In the original code, batchShuffle is always invoked on a fresh, unique copy of input. The benchmark loop will look like this:
var array = input; array.reserveCapacity(0)
timer.measure { array.batchShuffle(using: &rng) }
array = input; array.reserveCapacity(0)
timer.measure { array.batchShuffle(using: &rng) }
array = input; array.reserveCapacity(0)
timer.measure { array.batchShuffle(using: &rng) }
...
In the updated version, array is created exactly once per input. The unique array instance gets captured by the actual task closure, and the same array gets repeatedly mutated through batchShuffle, feeding its output to the input of the next iteration. The benchmark loop looks like this:
var array = input; array.reserveCapacity(0)
timer.measure { array.batchShuffle(using: &rng) }
timer.measure { array.batchShuffle(using: &rng) }
timer.measure { array.batchShuffle(using: &rng) }
...
This whole nesting of closures thing is really quite subtle -- but it gives us the most flexibility without forcing developers to create one or more custom types per task to represent its various states. (Although that would be a potentially palatable API alternative, perhaps leading to easier to understand (if more verbose) definitions.)
If chaining batchShuffle like that is not expected to change its performance, then the difference isn't an issue. (An example of an operation that would probably be significantly affected by such chaining is the standard Array.sort().)
Avoiding timer.measure when possible indeed improves the stability of benchmark results, as the runner can decide to batch up multiple executions in a single timer run, and that can significantly improve the effective clock resolution. (Plus it amortizes any variable cost of accessing the clock itself).
The difference should just be a lower variance of the measured results on the left (quick) side of the charts (and sometimes faster gathering of data), without significantly affecting the minimum or average execution time. Experimental results seem to confirm that the results are close enough between the various execution styles, but I haven't done a formal proof of it -- statistics is not my strongest field. 
Re rng: I'm a little surprised that it's okay to have the inout capture of a local in the task closure, as add(title:input:body:) takes an escaping closure, too. But if it works, then it works!
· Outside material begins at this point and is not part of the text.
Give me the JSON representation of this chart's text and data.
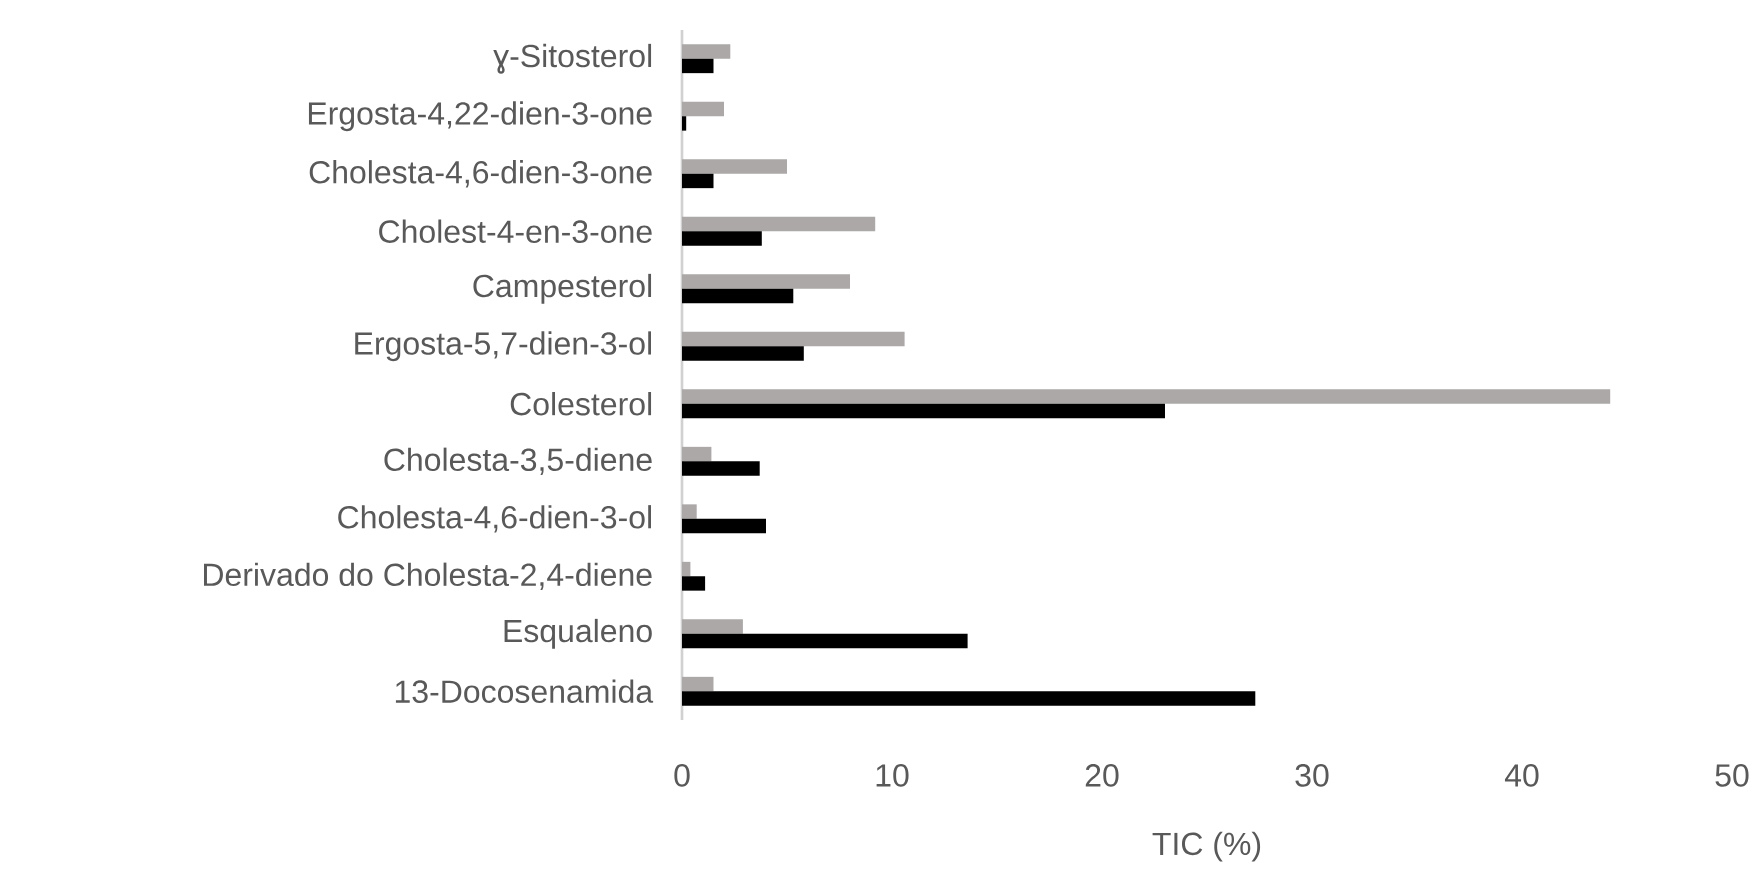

The benchmarks are always run one at a time, on a single thread, with no concurrency.
If you want the tasks to always run on the same random sequence, this would be one way to do it:
self.add(
title: "Batch shuffle (\(rngName))",
input: [Int].self,
body: { input in
var array = input
array.reserveCapacity(0)
return { timer in
var rng = rng // <==
array.batchShuffle(using: &rng)
blackHole(array)
}
}
)
The tradeoff is that this would add the cost of copying the generator to the measured task.
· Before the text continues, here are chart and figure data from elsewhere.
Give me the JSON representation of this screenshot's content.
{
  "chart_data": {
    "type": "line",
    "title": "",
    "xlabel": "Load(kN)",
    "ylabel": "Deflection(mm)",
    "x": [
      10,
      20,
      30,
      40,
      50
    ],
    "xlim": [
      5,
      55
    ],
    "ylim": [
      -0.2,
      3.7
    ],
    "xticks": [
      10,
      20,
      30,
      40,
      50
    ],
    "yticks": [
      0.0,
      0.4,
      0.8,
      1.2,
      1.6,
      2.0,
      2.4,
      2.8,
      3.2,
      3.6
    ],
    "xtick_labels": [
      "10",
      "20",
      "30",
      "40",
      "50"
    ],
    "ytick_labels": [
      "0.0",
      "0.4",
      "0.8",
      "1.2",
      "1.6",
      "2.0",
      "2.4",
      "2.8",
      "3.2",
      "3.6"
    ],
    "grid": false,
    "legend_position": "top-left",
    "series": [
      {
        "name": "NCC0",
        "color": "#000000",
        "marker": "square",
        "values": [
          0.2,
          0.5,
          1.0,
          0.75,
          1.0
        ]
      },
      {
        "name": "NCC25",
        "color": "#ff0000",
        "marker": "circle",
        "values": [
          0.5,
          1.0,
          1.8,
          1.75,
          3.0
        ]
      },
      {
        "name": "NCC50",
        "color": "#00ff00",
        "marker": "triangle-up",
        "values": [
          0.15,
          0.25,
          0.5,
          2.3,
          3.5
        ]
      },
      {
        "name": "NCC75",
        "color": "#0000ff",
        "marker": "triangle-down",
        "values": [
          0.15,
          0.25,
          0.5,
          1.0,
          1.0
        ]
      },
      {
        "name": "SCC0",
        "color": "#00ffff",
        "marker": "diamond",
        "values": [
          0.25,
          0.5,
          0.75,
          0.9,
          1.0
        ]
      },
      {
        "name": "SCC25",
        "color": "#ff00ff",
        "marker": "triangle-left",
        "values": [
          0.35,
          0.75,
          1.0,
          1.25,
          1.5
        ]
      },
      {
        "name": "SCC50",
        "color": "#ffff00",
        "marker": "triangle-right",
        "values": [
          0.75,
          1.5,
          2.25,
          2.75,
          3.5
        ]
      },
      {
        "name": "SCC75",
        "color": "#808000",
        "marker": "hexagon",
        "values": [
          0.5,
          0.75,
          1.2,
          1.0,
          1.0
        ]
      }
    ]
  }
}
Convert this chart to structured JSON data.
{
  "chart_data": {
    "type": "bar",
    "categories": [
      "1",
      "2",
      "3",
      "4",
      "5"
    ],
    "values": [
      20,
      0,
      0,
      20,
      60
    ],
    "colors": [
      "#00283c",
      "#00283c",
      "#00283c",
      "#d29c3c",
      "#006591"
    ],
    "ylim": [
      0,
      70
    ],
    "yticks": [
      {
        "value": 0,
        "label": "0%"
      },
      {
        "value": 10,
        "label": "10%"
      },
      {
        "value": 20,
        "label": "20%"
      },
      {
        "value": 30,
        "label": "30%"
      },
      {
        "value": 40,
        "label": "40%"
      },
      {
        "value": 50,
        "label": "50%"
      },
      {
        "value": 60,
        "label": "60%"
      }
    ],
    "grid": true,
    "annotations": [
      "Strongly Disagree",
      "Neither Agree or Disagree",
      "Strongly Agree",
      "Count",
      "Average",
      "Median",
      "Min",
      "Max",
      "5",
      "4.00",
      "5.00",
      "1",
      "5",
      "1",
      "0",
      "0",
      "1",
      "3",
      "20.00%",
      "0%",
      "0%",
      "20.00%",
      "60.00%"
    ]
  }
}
If you want each task execution to run on a distinct random number sequence, I think one good option would be to initialize the RNG from some seed within the task:
self.add(
title: "Batch shuffle (\(rngName))",
input: [Int].self,
body: { input in
var array = input
array.reserveCapacity(0)
return { timer in
var rng = MyRNG(<some unique seed>)
array.batchShuffle(using: &rng)
blackHole(array)
}
}
)
The unique seed could come from a global integer variable (using, say, Atomic<Int>.wrappingAdd(1, ordering: .relaxed).oldValue))
If initializing/copying the RNG has significant cost, it may be a good idea to revert to timer.measure and let the benchmark run for more cycles -- that should similarly help smoothing out the deviation.